- Born: 13 August 1930 Stillwater, Minnesota, United States
- Died: 3 April 2006 (aged 75) Baltimore, Maryland
- Occupation: Senior Staff Photographer and Writer for National Geographic Magazine
- Notable awards: NPPA National Newspaper Photographer of the Year (1954), NPPA National Magazine Photographer of the Year (1959)
- Spouse: Marilyn "Lynn" Bruette Abercrombie

= Thomas J. Abercrombie =

American journalist and photographer

Thomas J. Abercrombie (August 13, 1930 - April 3, 2006) was a senior staff writer and photographer for National Geographic, well known for his work on Middle Eastern countries. During his tenure at the Geographic magazine, Abercrombie travelled to all seven continents, becoming the first staff photojournalist to travel to the South Pole in 1956 while providing photographs for Paul Siple's coverage of the first overwinter stay at the South Pole Station. Other notable coverage includes his photographs of Jacques Cousteau and his crew aboard Cousteau's vessel the Calypso and the transit of the first white tiger from India to the United States. Abercrombie was the first Western journalist to cover the Islamic pilgrimage to Mecca in his article Beyond the Sands of Mecca, published 1966.

==Early life==
Born in Stillwater, Minnesota, Abercrombie started his career at the Fargo Forum and the Milwaukee Journal. He is an alumnus of Macalester College. His innovative and stunning photographs quickly drew attention and acclaim. By designing an underwater housing (commercially unavailable at the time), Abercrombie pushed the frontiers of photography when he photographed a shipwreck at the bottom of Lake Michigan. Surreal portraits of wife, Lynn Abercrombie, distorted by reflections in stainless steel cook and house ware were published in Life Magazine. His photograph of a robin straining to extract an earthworm from a dramatically low angle caught the eye of Melville Bell Grosvenor at the National Geographic.

==National Geographic==
He was invited to work at National Geographic, where his first report was from Lebanon. He had never been abroad before.

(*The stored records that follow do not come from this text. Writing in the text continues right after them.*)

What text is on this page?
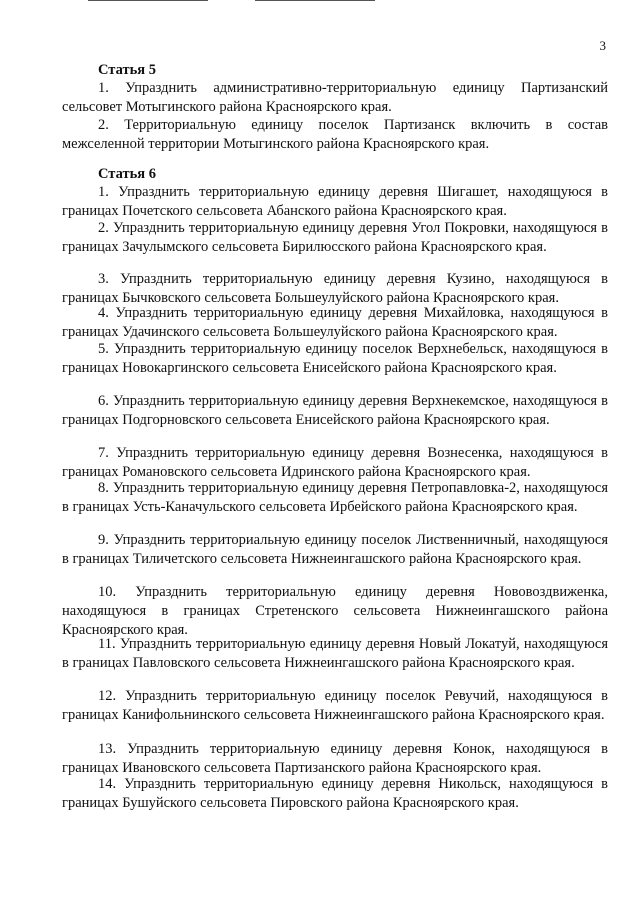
3
Статья 5
1. Упразднить административно-территориальную единицу Партизанский сельсовет Мотыгинского района Красноярского края.
2. Территориальную единицу поселок Партизанск включить в состав межселенной территории Мотыгинского района Красноярского края.
Статья 6
1. Упразднить территориальную единицу деревня Шигашет, находящуюся в границах Почетского сельсовета Абанского района Красноярского края.
2. Упразднить территориальную единицу деревня Угол Покровки, находящуюся в границах Зачулымского сельсовета Бирилюсского района Красноярского края.
3. Упразднить территориальную единицу деревня Кузино, находящуюся в границах Бычковского сельсовета Большеулуйского района Красноярского края.
4. Упразднить территориальную единицу деревня Михайловка, находящуюся в границах Удачинского сельсовета Большеулуйского района Красноярского края.
5. Упразднить территориальную единицу поселок Верхнебельск, находящуюся в границах Новокаргинского сельсовета Енисейского района Красноярского края.
6. Упразднить территориальную единицу деревня Верхнекемское, находящуюся в границах Подгорновского сельсовета Енисейского района Красноярского края.
7. Упразднить территориальную единицу деревня Вознесенка, находящуюся в границах Романовского сельсовета Идринского района Красноярского края.
8. Упразднить территориальную единицу деревня Петропавловка-2, находящуюся в границах Усть-Каначульского сельсовета Ирбейского района Красноярского края.
9. Упразднить территориальную единицу поселок Лиственничный, находящуюся в границах Тиличетского сельсовета Нижнеингашского района Красноярского края.
10. Упразднить территориальную единицу деревня Нововоздвиженка, находящуюся в границах Стретенского сельсовета Нижнеингашского района Красноярского края.
11. Упразднить территориальную единицу деревня Новый Локатуй, находящуюся в границах Павловского сельсовета Нижнеингашского района Красноярского края.
12. Упразднить территориальную единицу поселок Ревучий, находящуюся в границах Канифольнинского сельсовета Нижнеингашского района Красноярского края.
13. Упразднить территориальную единицу деревня Конок, находящуюся в границах Ивановского сельсовета Партизанского района Красноярского края.
14. Упразднить территориальную единицу деревня Никольск, находящуюся в границах Бушуйского сельсовета Пировского района Красноярского края.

As a staff member of National Geographic, Abercrombie was best known for his work in Arab countries, visited all seven continents, and was one of the first two journalists to reach the South Pole in 1957 (the other was Rolla J. "Bud" Crick of the Oregon Journal). Abercrombie was the first person to win both the Newspaper Photographer of the year (1954) and the magazine photographer of the year (1959). He dived with Jacques Cousteau who said it "was like swimming with a fish".

Mr. Abercrombie visited all seven continents, and he seemed to have seen nearly everything on them, around them and between them, from the Empty Quarter of Saudi Arabia to the megaliths of Easter Island. He traveled to Japan, Indonesia, Iran and the Asiatic republics of what was then the Soviet Union. He visited nearly every country of the Middle East and became so enamored of the region's people and culture that he converted to Islam in 1964, taking the name Omar.

He was the magazine's expert on the Middle East, and reported from Mecca. He covered the region from Morocco to Afghanistan for more than three decades, until he retired in 1994. During his forty years at National Geographic, he published forty stories from all around the world.

==Retirement==
After retiring from National Geographic in 1993, Abercrombie taught geography at George Washington University. He was fluent in five languages (Arabic, English, German, French, and Spanish).

Abercrombie died at Johns Hopkins Hospital, Baltimore, Maryland of complications from open-heart surgery. He was survived by his wife, Lynn, and children Mari, executive director of Windover Art Center, and Bruce, a videographer.

==Legacy==
Abercrombie's photojournalism career is documented in the 2004 film, White Tiger: The Adventures of Thomas J. Abercrombie, by filmmaker Patricia A. Leone, Blue Marlin Productions, Progressive IMG and Gabriel Film Group with original music score by Kevin Harkins. The film showed at the New York International Independent Film and Video Festival.

The August 2006 issue of National Geographic included an Abercrombie tribute article, "A Geographic Life" . In addition, the Abercrombie Crests of Antarctica are named in his honor.

Abercrombie is also one of four pioneering photographers to be honored in Odysseys and Photographs book published by the National Geographic Society, along with an exhibition at the National Geographic Museum in Washington, D.C. and in London.